Ukraine was bolstered by more supplies of Western arms - particularly long-range artillery - as it looks to launch a major push in the south to retake Kherson.
The United States announced a new tranche of weapons worth $550 million for Ukraine's forces, including ammunition for increasingly important rocket launchers and artillery pieces.
"Our artillerymen are ready to turn night into day to expel the Russian invaders," Ukraine's Defence Minister Oleksiy Reznikov said.
In response, Russia accused the United States of direct involvement in the Ukraine war.
Russia said it was responding to comments by Ukraine's deputy head of military intelligence Vadym Skibitsky, about the way Kyiv used US-supplied long-range HIMARs rocket-launch systems based on what he called "excellent satellite imagery and real-time information".
Mr Skibitsky told Britain's Telegraph newspaper there was consultation between US and Ukrainian intelligence officials before strikes and that Washington had an effective veto on intended targets, though he said US officials were not providing direct targeting information.

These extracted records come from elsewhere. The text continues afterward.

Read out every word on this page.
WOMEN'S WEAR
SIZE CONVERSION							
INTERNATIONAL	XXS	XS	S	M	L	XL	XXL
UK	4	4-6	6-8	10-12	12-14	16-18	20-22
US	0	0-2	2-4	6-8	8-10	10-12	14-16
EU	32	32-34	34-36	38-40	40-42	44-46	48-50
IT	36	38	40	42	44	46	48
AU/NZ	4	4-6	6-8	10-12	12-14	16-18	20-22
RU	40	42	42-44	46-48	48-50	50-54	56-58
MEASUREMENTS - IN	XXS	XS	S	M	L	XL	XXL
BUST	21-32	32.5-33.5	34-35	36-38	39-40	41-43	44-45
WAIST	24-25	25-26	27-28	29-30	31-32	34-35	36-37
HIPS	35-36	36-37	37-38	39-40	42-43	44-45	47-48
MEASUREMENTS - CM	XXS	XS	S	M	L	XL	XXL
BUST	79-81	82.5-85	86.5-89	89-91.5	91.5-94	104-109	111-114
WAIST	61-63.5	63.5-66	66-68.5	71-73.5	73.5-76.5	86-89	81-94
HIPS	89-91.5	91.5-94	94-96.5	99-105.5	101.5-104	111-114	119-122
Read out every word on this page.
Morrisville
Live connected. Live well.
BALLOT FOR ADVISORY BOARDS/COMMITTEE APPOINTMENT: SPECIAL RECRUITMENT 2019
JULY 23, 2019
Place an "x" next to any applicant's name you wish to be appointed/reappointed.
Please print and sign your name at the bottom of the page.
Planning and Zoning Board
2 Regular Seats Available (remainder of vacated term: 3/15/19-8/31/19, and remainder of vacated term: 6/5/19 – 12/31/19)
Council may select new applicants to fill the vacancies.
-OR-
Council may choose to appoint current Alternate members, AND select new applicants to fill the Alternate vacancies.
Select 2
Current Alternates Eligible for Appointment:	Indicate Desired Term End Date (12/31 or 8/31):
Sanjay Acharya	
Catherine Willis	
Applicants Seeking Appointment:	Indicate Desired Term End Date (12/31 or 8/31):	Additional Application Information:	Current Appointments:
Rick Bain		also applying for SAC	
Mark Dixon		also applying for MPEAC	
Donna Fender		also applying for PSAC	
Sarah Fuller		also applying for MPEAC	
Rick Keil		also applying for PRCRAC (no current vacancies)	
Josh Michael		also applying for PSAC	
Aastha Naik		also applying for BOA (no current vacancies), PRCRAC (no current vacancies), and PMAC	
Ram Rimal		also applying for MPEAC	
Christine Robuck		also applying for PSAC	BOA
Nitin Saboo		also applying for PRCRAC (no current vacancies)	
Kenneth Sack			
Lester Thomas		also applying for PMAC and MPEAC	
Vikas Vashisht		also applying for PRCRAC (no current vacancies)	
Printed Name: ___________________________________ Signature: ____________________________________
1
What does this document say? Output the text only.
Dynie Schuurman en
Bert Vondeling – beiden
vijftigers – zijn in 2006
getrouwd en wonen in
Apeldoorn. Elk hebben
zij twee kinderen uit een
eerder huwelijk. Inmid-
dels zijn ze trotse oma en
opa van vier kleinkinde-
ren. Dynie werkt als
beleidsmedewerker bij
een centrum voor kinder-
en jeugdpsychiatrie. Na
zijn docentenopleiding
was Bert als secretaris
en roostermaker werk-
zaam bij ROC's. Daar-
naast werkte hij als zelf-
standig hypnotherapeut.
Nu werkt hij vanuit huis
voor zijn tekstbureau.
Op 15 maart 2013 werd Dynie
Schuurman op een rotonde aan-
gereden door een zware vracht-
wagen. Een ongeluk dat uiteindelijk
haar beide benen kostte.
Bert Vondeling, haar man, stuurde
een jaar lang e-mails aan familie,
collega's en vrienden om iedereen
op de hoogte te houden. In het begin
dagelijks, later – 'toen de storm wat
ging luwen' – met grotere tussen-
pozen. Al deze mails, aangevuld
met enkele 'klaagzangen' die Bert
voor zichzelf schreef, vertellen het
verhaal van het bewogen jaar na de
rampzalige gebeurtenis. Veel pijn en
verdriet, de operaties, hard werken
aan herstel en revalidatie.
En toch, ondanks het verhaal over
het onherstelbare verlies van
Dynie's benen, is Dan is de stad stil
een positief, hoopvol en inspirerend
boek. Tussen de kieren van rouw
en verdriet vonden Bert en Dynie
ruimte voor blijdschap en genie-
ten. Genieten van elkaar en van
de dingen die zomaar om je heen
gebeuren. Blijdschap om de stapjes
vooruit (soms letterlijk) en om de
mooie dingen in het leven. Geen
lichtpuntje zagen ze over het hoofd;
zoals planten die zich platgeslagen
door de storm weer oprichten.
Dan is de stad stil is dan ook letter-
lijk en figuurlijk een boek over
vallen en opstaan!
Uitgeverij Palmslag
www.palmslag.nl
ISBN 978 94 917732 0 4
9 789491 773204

Russia's defence ministry said the interview showed that Washington was entangled in the conflict despite repeated assertions that it was limiting its role to arms supplies because it did not want a direct confrontation with Moscow.
"All this undeniably proves that Washington, contrary to White House and Pentagon claims, is directly involved in the conflict in Ukraine," the Russian defence ministry said in a statement.
"It is the Biden administration that is directly responsible for all Kyiv-approved rocket attacks on residential areas and civilian infrastructure in populated areas of Donbas and other regions, which have resulted in mass deaths of civilians."
There was no immediate reaction to the ministry's allegations from the White House or Pentagon.
Mr Zelensky said that despite US supplies of artillery, Ukraine cannot completely overcome Russia's advantage in artillery and manpower.
Deliveries of sophisticated long-range weapons systems from Western nations to Ukraine are seen as vital if Kyiv's forces are to turn the tide of the war, in which Russia relies heavily on long-distance bombardments of urban areas.
He added in a late-night address that fighting in parts of the Donbas region is "just hell", and words "cannot describe it".
In Moscow meanwhile, Russia paved the way for handing tough prison sentences to captured members of Ukraine's Azov regiment.
Fighters from Azov were among 2,500 Ukrainian soldiers who surrendered in May after weeks of fierce resistance at the Azovstal steel plant in devastated Mariupol.
The regiment - which was incorporated into Ukraine's national guard in 2014 - is demonised by Moscow for alleged far-right links.
Its members were among 50 Ukrainian servicemen killed last week in an attack on a jail holding prisoners of war in Russian-occupied territory.
Ukraine has accused Moscow of deliberately executing the detainees, while Russia says Ukrainian forces hit the facility with missiles.
Azov, in response to the Russian court ruling, called on the US and other countries to recognise Russia as a "terrorist state".